What do people say about their cars, as evidenced by the 99% of cars on the roads in NYC that are late-model SUVS? We need top-quality transportation and it's worth paying for so we don't have dents in the door, chips in the paint, and so on.

What do we say about schools? Seventy-year-old buildings with PVCs leaking from the light fixtures are good enough for our kids. Libraries without books are good enough for our kids.

Inadequate gym facilities are good enough for our kids. Lack of indoor play space, and thus forced watching of Sponge Bob during recess (no books allowed in the auditorium!) during half of all schools days is good enough for our kids.
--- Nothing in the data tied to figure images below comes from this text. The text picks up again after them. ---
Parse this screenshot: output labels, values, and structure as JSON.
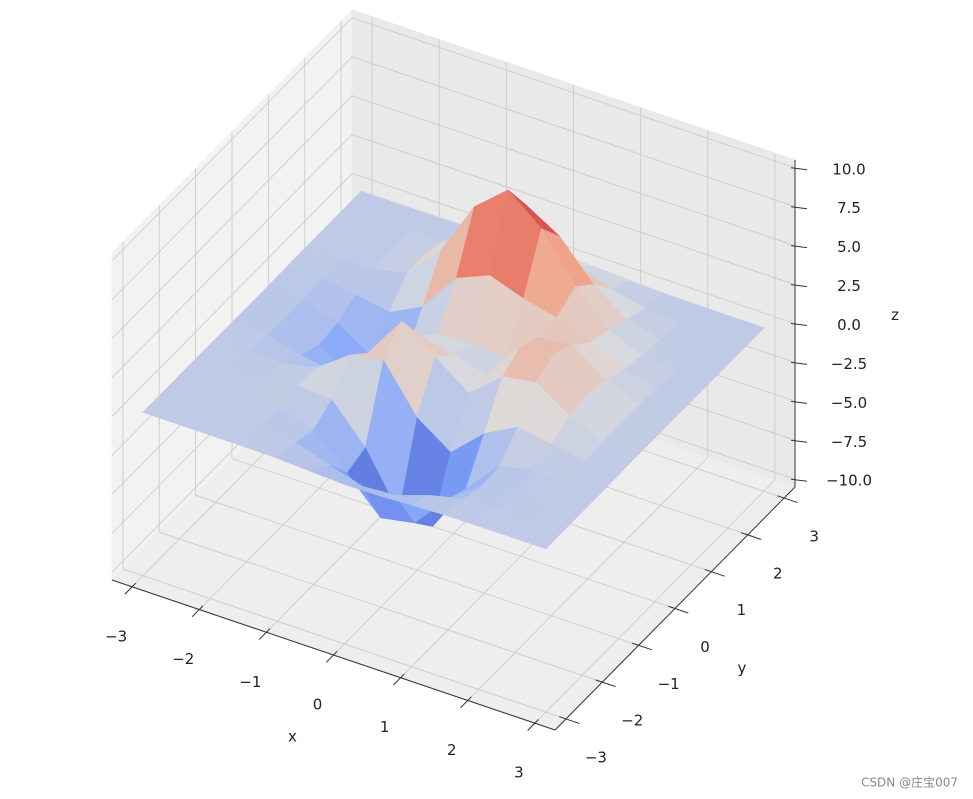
{
  "chart_data": {
    "type": "surface3d",
    "x": [
      -3,
      -2.5,
      -2,
      -1.5,
      -1,
      -0.5,
      0,
      0.5,
      1,
      1.5,
      2,
      2.5,
      3
    ],
    "y": [
      -3,
      -2.5,
      -2,
      -1.5,
      -1,
      -0.5,
      0,
      0.5,
      1,
      1.5,
      2,
      2.5,
      3
    ],
    "z": [
      [
        0,
        0,
        0,
        0,
        -0.01,
        -0.03,
        -0.04,
        -0.03,
        -0.01,
        0,
        0,
        0,
        0
      ],
      [
        0,
        0,
        0.01,
        0.01,
        -0.06,
        -0.2,
        -0.3,
        -0.25,
        -0.11,
        -0.02,
        0.01,
        0,
        0
      ],
      [
        0,
        0.02,
        0.05,
        0.08,
        -0.13,
        -0.8,
        -1.33,
        -1.12,
        -0.48,
        -0.01,
        0.08,
        0.03,
        0.01
      ],
      [
        0,
        0,
        0.05,
        0.33,
        0.3,
        -1.21,
        -2.77,
        -2.49,
        -0.86,
        0.48,
        0.55,
        0.19,
        0.03
      ],
      [
        -0.03,
        -0.23,
        -0.59,
        0.15,
        1.86,
        0.8,
        -1.65,
        -2.0,
        0.23,
        2.61,
        2.1,
        0.69,
        0.11
      ],
      [
        -0.14,
        -0.92,
        -2.63,
        -2.19,
        2.23,
        3.55,
        1.48,
        0.39,
        2.79,
        6.2,
        4.55,
        1.47,
        0.23
      ],
      [
        -0.24,
        -1.57,
        -4.75,
        -5.68,
        -0.72,
        2.0,
        0.98,
        0.46,
        3.69,
        8.0,
        5.85,
        1.89,
        0.3
      ],
      [
        -0.22,
        -1.41,
        -4.34,
        -5.76,
        -2.22,
        0.39,
        0.37,
        0.37,
        2.93,
        6.25,
        4.56,
        1.47,
        0.23
      ],
      [
        -0.11,
        -0.69,
        -2.1,
        -2.63,
        -0.27,
        2.2,
        2.94,
        2.38,
        2.43,
        3.26,
        2.21,
        0.7,
        0.11
      ],
      [
        -0.03,
        -0.18,
        -0.53,
        -0.44,
        0.88,
        2.56,
        3.27,
        2.56,
        1.58,
        1.19,
        0.68,
        0.21,
        0.03
      ],
      [
        -0.01,
        -0.03,
        -0.06,
        0.04,
        0.5,
        1.12,
        1.41,
        1.09,
        0.58,
        0.29,
        0.13,
        0.04,
        0.01
      ],
      [
        0,
        0,
        -0.01,
        0.02,
        0.1,
        0.23,
        0.29,
        0.23,
        0.11,
        0.05,
        0.02,
        0,
        0
      ],
      [
        0,
        0,
        0,
        0,
        0.01,
        0.03,
        0.03,
        0.03,
        0.01,
        0,
        0,
        0,
        0
      ]
    ],
    "cmap": "coolwarm",
    "xlabel": "x",
    "ylabel": "y",
    "zlabel": "z",
    "xlim": [
      -3.3,
      3.3
    ],
    "ylim": [
      -3.3,
      3.3
    ],
    "zlim": [
      -10.5,
      10.5
    ],
    "xticks": [
      {
        "value": -3,
        "label": "−3"
      },
      {
        "value": -2,
        "label": "−2"
      },
      {
        "value": -1,
        "label": "−1"
      },
      0,
      1,
      2,
      3
    ],
    "yticks": [
      {
        "value": -3,
        "label": "−3"
      },
      {
        "value": -2,
        "label": "−2"
      },
      {
        "value": -1,
        "label": "−1"
      },
      0,
      1,
      2,
      3
    ],
    "zticks": [
      {
        "value": -10,
        "label": "−10.0"
      },
      {
        "value": -7.5,
        "label": "−7.5"
      },
      {
        "value": -5,
        "label": "−5.0"
      },
      {
        "value": -2.5,
        "label": "−2.5"
      },
      {
        "value": 0,
        "label": "0.0"
      },
      2.5,
      {
        "value": 5,
        "label": "5.0"
      },
      7.5,
      {
        "value": 10,
        "label": "10.0"
      }
    ],
    "grid": true
  },
  "watermark": "CSDN @庄宝007"
}
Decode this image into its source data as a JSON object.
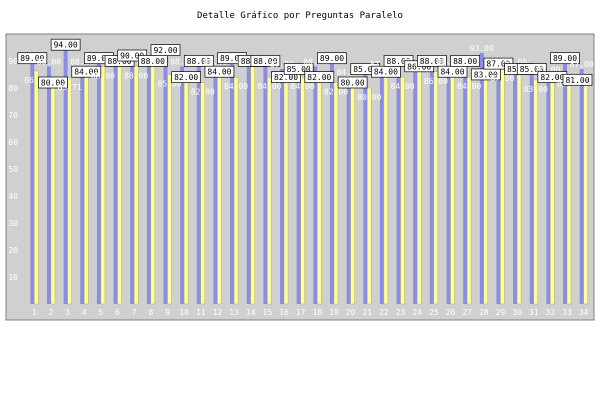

One teacher for every 30 kindergarten children is good enough for our kids -- oh, and let's "raise the standards" by skipping a developmental stage and force them to read in Kindergarten.

Kid, you say you want to blow your nose? Well tell you mother to send some tissues.

School supplies? Paper staples notebooks pencils pens? Ask your mother.

My parents went to school in the 30s and 40s when there were plenty of immigrants and plenty of social problems in NY. Their parents had no cars and often scrimped to pay the rent.

Yet their high school had a pool and Latin and handwriting and physics and a football team and everyone graduated knowing who Charlemagne was. We still don't offer more than 2 years of history in all of the 12 years our kids spend in school.